Sestina for Lost Children

by Janice D. Soderling

I am no longer confident of truth.
I only know that in the dark of night
naming her own child dead, she slyly rose
and took my child to claim it for herself.
It was my child and never was her child.
The night was blind. Only the moon was out.

Who claims the wisdom that can sort it out?
The quicker-witted woman owns the truth.
Though she had coffined-close her first-born child
when I could not distinguish day from night,
she took my first-born child to praise herself
pretending noble sacrifice. Her rows

of false-winged words beat strong and ably rose
to charge and judge and sagely turn me out.
And so she gained my child to please herself.
In darkness it is hard to see the truth
and I became a walker in the night,
dull, dumb, and burdened down with guilt. Her child

found ruth and grief: a poor trade for my child.
Forgiving is not easy, for she rose
hard against me. Bright noon became black night
for all my years. Some say that truth will out,
but first the future has to find the truth
that history corrupts. The child herself

turns woman. Woman turns to child herself,
for old age makes us each a blubbering child,
forgetful of the deep roots of the truth.
Truth changes like the changing of a rose
with cankered core.

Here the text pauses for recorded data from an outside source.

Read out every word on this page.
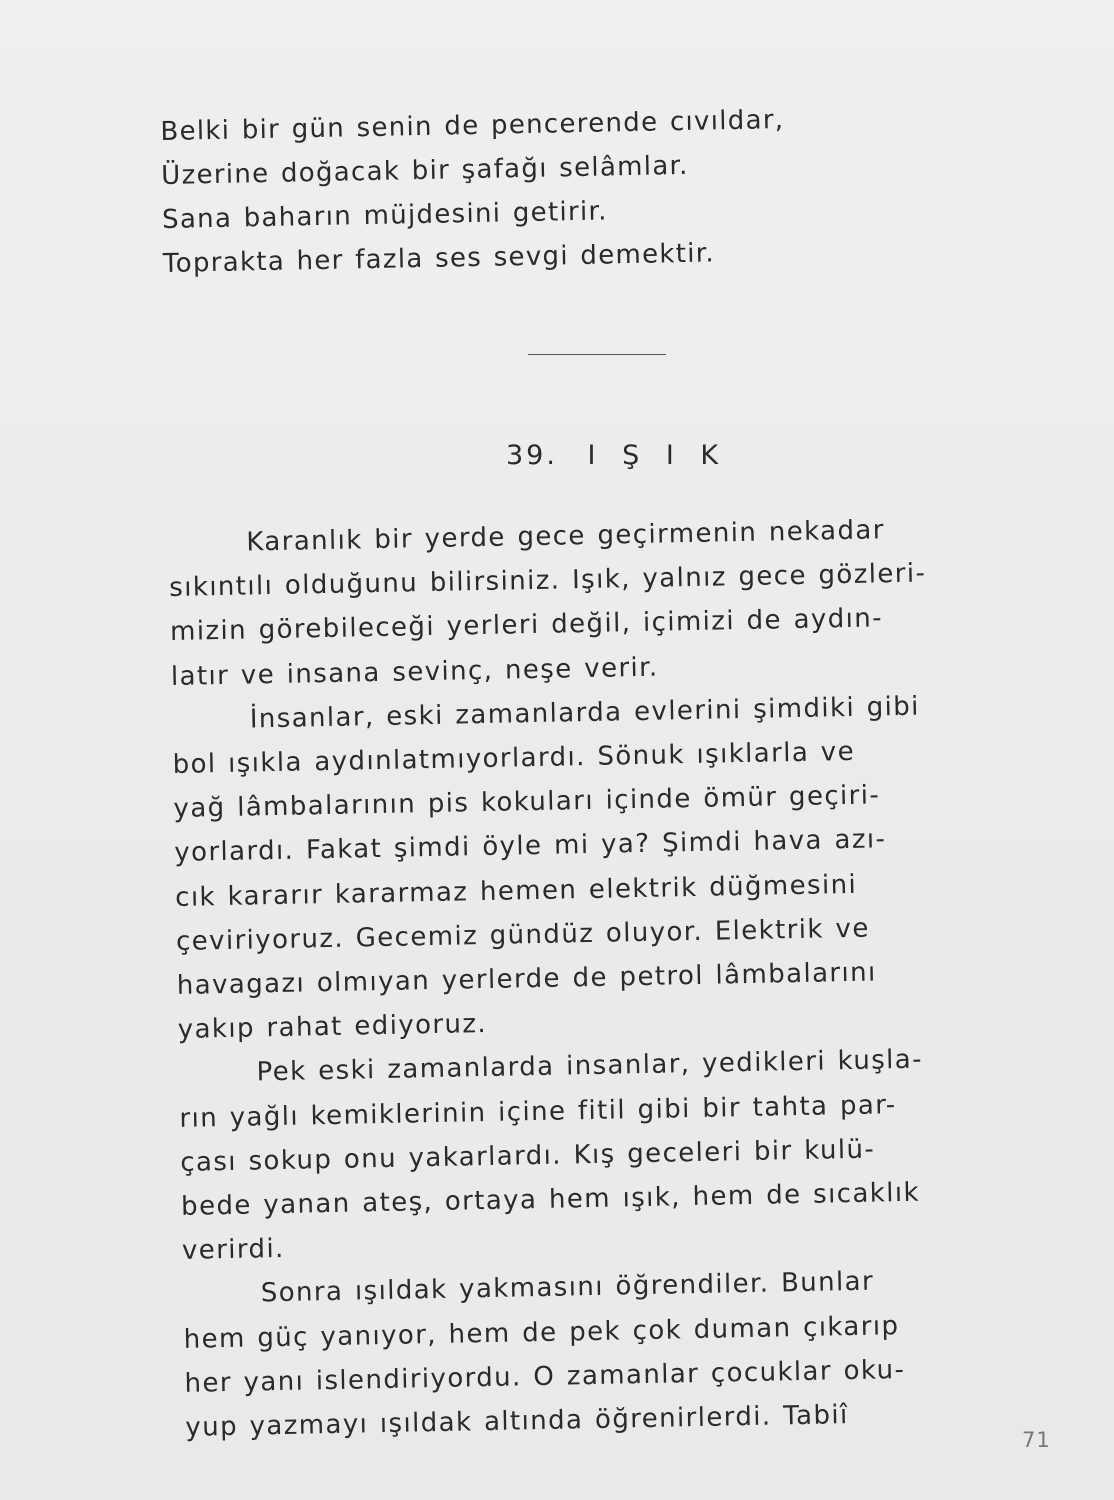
Belki bir gün senin de pencerende cıvıldar,
Üzerine doğacak bir şafağı selâmlar.
Sana baharın müjdesini getirir.
Toprakta her fazla ses sevgi demektir.
39. I Ş I K
Karanlık bir yerde gece geçirmenin nekadar
sıkıntılı olduğunu bilirsiniz. Işık, yalnız gece gözleri-
mizin görebileceği yerleri değil, içimizi de aydın-
latır ve insana sevinç, neşe verir.
İnsanlar, eski zamanlarda evlerini şimdiki gibi
bol ışıkla aydınlatmıyorlardı. Sönuk ışıklarla ve
yağ lâmbalarının pis kokuları içinde ömür geçiri-
yorlardı. Fakat şimdi öyle mi ya? Şimdi hava azı-
cık kararır kararmaz hemen elektrik düğmesini
çeviriyoruz. Gecemiz gündüz oluyor. Elektrik ve
havagazı olmıyan yerlerde de petrol lâmbalarını
yakıp rahat ediyoruz.
Pek eski zamanlarda insanlar, yedikleri kuşla-
rın yağlı kemiklerinin içine fitil gibi bir tahta par-
çası sokup onu yakarlardı. Kış geceleri bir kulü-
bede yanan ateş, ortaya hem ışık, hem de sıcaklık
verirdi.
Sonra ışıldak yakmasını öğrendiler. Bunlar
hem güç yanıyor, hem de pek çok duman çıkarıp
her yanı islendiriyordu. O zamanlar çocuklar oku-
yup yazmayı ışıldak altında öğrenirlerdi. Tabiî	71
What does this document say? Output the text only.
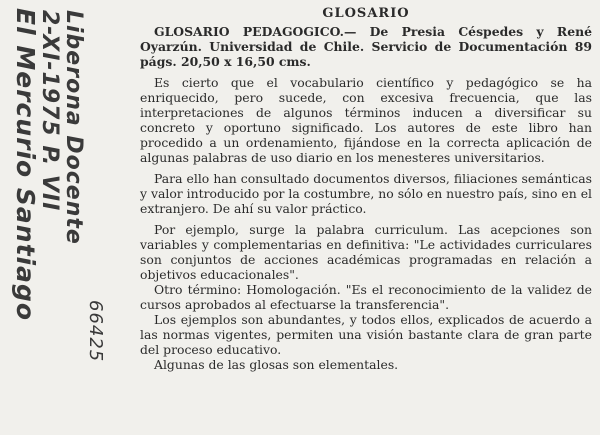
El Mercurio Santiago
2-XI-1975 P. VII Liberona Docente
66425
GLOSARIO

GLOSARIO PEDAGOGICO.— De Presia Céspedes y René Oyarzún. Universidad de Chile. Servicio de Documentación 89 págs. 20,50 x 16,50 cms.

Es cierto que el vocabulario científico y pedagógico se ha enriquecido, pero sucede, con excesiva frecuencia, que las interpretaciones de algunos términos inducen a diversificar su concreto y oportuno significado. Los autores de este libro han procedido a un ordenamiento, fijándose en la correcta aplicación de algunas palabras de uso diario en los menesteres universitarios.

Para ello han consultado documentos diversos, filiaciones semánticas y valor introducido por la costumbre, no sólo en nuestro país, sino en el extranjero. De ahí su valor práctico.

Por ejemplo, surge la palabra curriculum. Las acepciones son variables y complementarias en definitiva: "Le actividades curriculares son conjuntos de acciones académicas programadas en relación a objetivos educacionales".

Otro término: Homologación. "Es el reconocimiento de la validez de cursos aprobados al efectuarse la transferencia".

Los ejemplos son abundantes, y todos ellos, explicados de acuerdo a las normas vigentes, permiten una visión bastante clara de gran parte del proceso educativo.

Algunas de las glosas son elementales.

The one-eyed moon comes out
to sort dark petals fallen in the night,

then wanes again till black envelops night.
The moon is pale, of little use herself
but to reflect brief light. Bold lies out-
balance truth. Yet she said she loved the child
like truth. Old petals drift in cold windrows
heaped red, heaped black, and brutalized like truth.

My day remains my night; my child, her child.
Did she best love herself when she arose
or love the child? Out of old lies comes truth.